Oaks double looming for Darley sires

An classic double in the 2010 NZ and AJC Oaks is on the cards for Darley stallions Tiger Hill and Shamardal.

Posavina (3f Tiger Hill – Dance My Dance by Sadler’s Wells) staked her claim for the Kiwi classic with a convincing victory in the G3 Lowland Stakes (2100m) at Hastings on Saturday.  She has firmed from $41 into $16 for the $300,000 New Zealand Oaks (G1) at Trentham on March 20.

Faint Perfume (3f Shamardal – Zona by Zabeel) won the G1 VRC Oaks in November and she resumed from a 17 week break to win the G2 Kewney Stakes at Flemington on Super Saturday.  The Bart Cummings trained filly will attempt to complete the VRC Oaks – AJC Oaks double at Randwick on April 17.  

Posavina is trained by Mark Walker at Matamata and he knows how to fit a filly for a classic campaign after training Princess Coup (Encosta De Lago) to win the Lowland and the NZ Oaks in 2007.  

Her sire Tiger Hill (Danzig) was undefeated as a three year-old winning the G1 German 2000 Guineas and G1 Grosser Preis von Baden against older horses by four lengths.  He was also placed in the G1 Arc de Triomphe and Timeform rated him among the Top 5 horses sired by Danehill in the northern hemisphere.

Tiger Hill jumped the blocks at stud in Europe with fully 15% of his winners developing into black-type winners.  He stood at Gestt Schlenderhan in Germany but is now on Darley’s Dalham Hall roster at Newmarket.

It’s been a slower start down here with Posavina one of 13 winners to date from his initial southern hemisphere crop.  That total includes Perth filly Yabigorse who was also runner-up in the Listed Challenge Stakes at Ascot last month.  And leading WA owner-breeder Neville Duncan opened Tiger Hill’s second crop account when his homebred Bombora won on debut at Ascot in January.
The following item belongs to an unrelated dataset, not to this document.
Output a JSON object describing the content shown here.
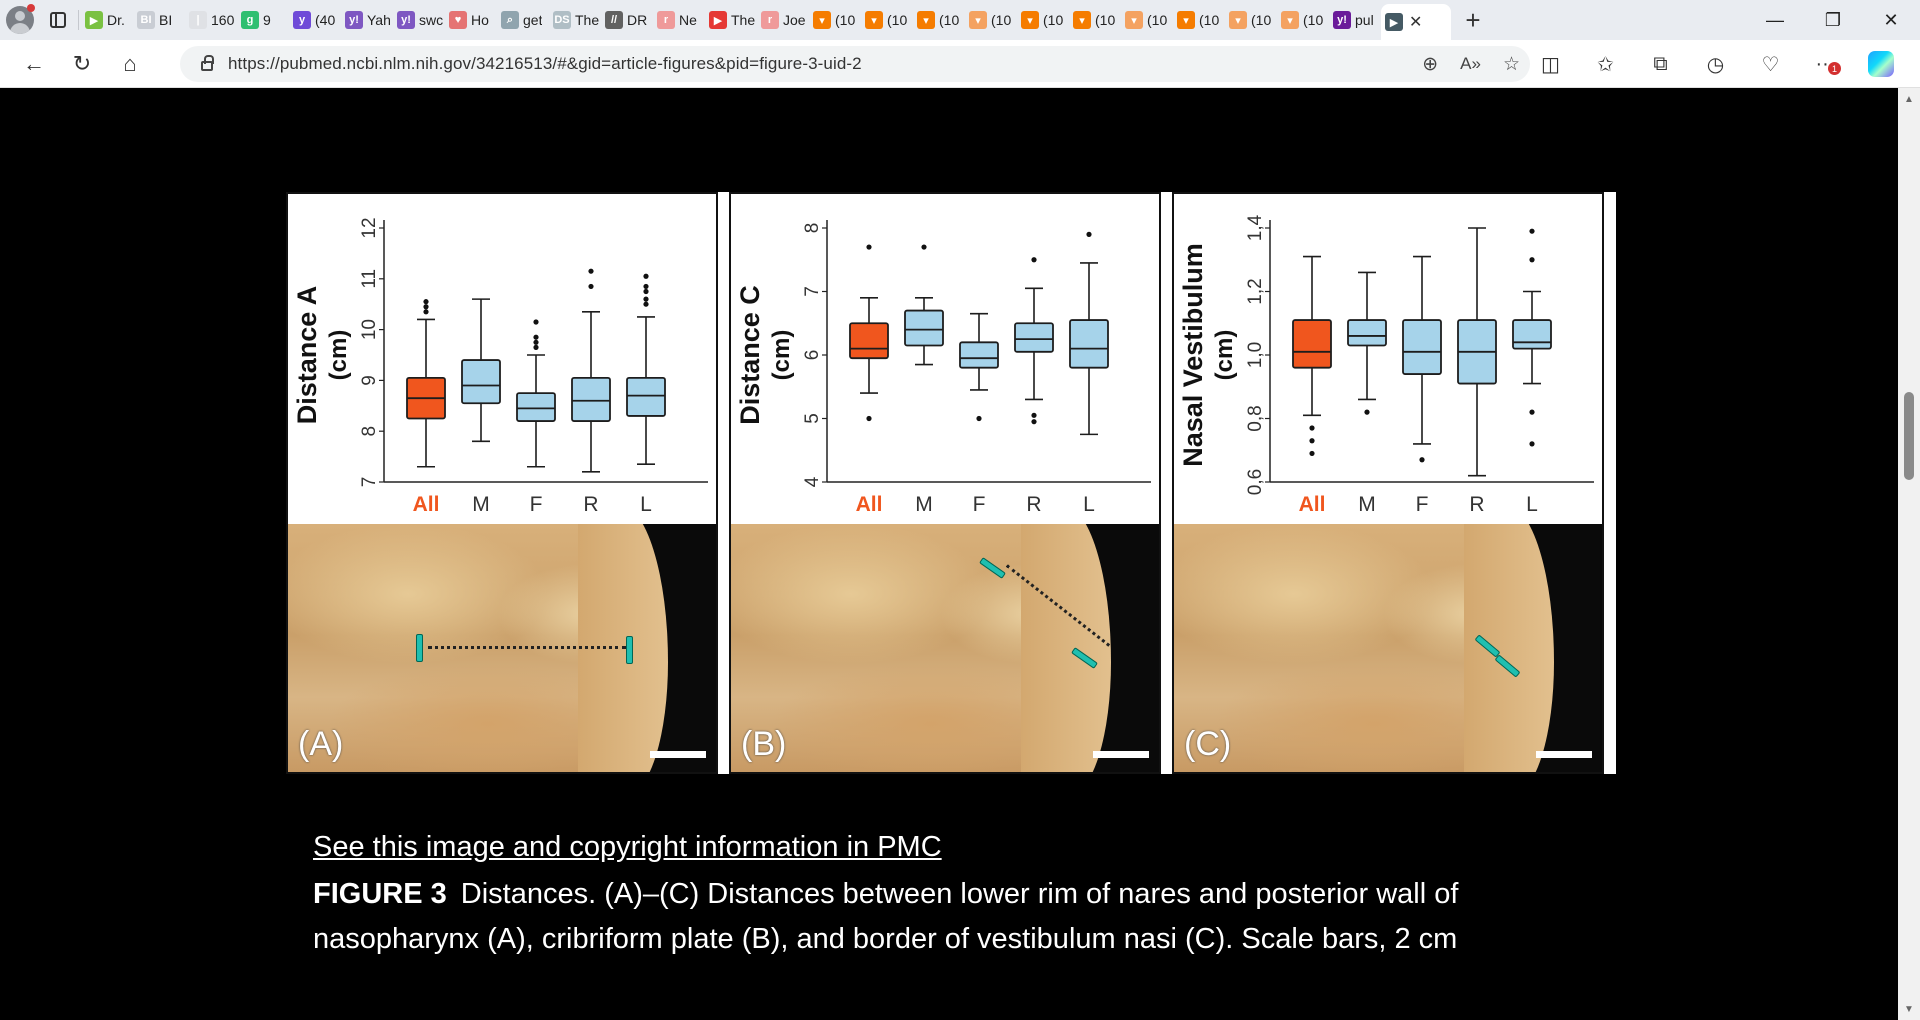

Posavina is raced by Pencarrow Stud owner-breeders Peter and Phillip Vela.  Her second dam Tis Juliet (Alydar) was a G1 winner in New York and third dam My Juliet (Gallant Romeo) won 24 races up to G2 level in North America.

The Vela brothers have seen their blue and white hooped colours carried by Group 1 winners Ethereal, Romanee Conti, Noble Heights, Star Dancer, Grand Echezeaux and Insouciant.  Another Group 1 could be just a fortnight away.

Faint Perfume’s white, black and yellow silks are also right at home in Group 1 company.  Owner Dato Tan Chin Nam and Bart Cummings have enjoyed a wonderful association over the years and Viewed did the colours proud with wins in the Caulfield Cup and Melbourne Cup.

Dato Tan Chin Nam catalogued Faint Perfume for the 2008 Inglis Easter yearling sale but she failed to make a $44,000 reserve.  

Her sire Shamardal is a son of Giant’s Causeway and he was hardly flavour of the month when Darley sold his first southern yearlings at the 2008 majors.  There are no fears now with 11 stakes performers among his 28 winners and he’s currently sitting third behind High Chaparral and Fastnet Rock on the second season sires’ premiership.

Faint Perfume is out of a Zabeel mare who retired a maiden but her second dam Danendri was trained by Bart to win the 1997 AJC Oaks for Dato Tan Chin Nam and Wynyarra Stud’s Ananda Krishnan.

Only top-class fillies sweep the VRC and AJC Oaks.  In the last 30 years, the double has been the reserve of Research (1989), Grand Archway (1999) and Serenade Rose (2006).

Bart’s first champion Light Fingers completed the double way back in 1964-65 and he’s quietly confident Faint Perfume is up to the task.  “She reminds me of Light Fingers and is better than we think,” Cummings said after his filly came from last to win the Kewney first-up.  “She hasn’t grown much but she’s got a great constitution.”

Cummings has even floated the possibility of running Faint Perfume in the AJC Derby before the Oaks.  Danendri was beaten a half-head by Ebony Grosve in the 1997 AJC Derby before backing up a week later in the Oaks.

The Derby form certainly held up.  Following the first two home were Intergaze and Might And Power!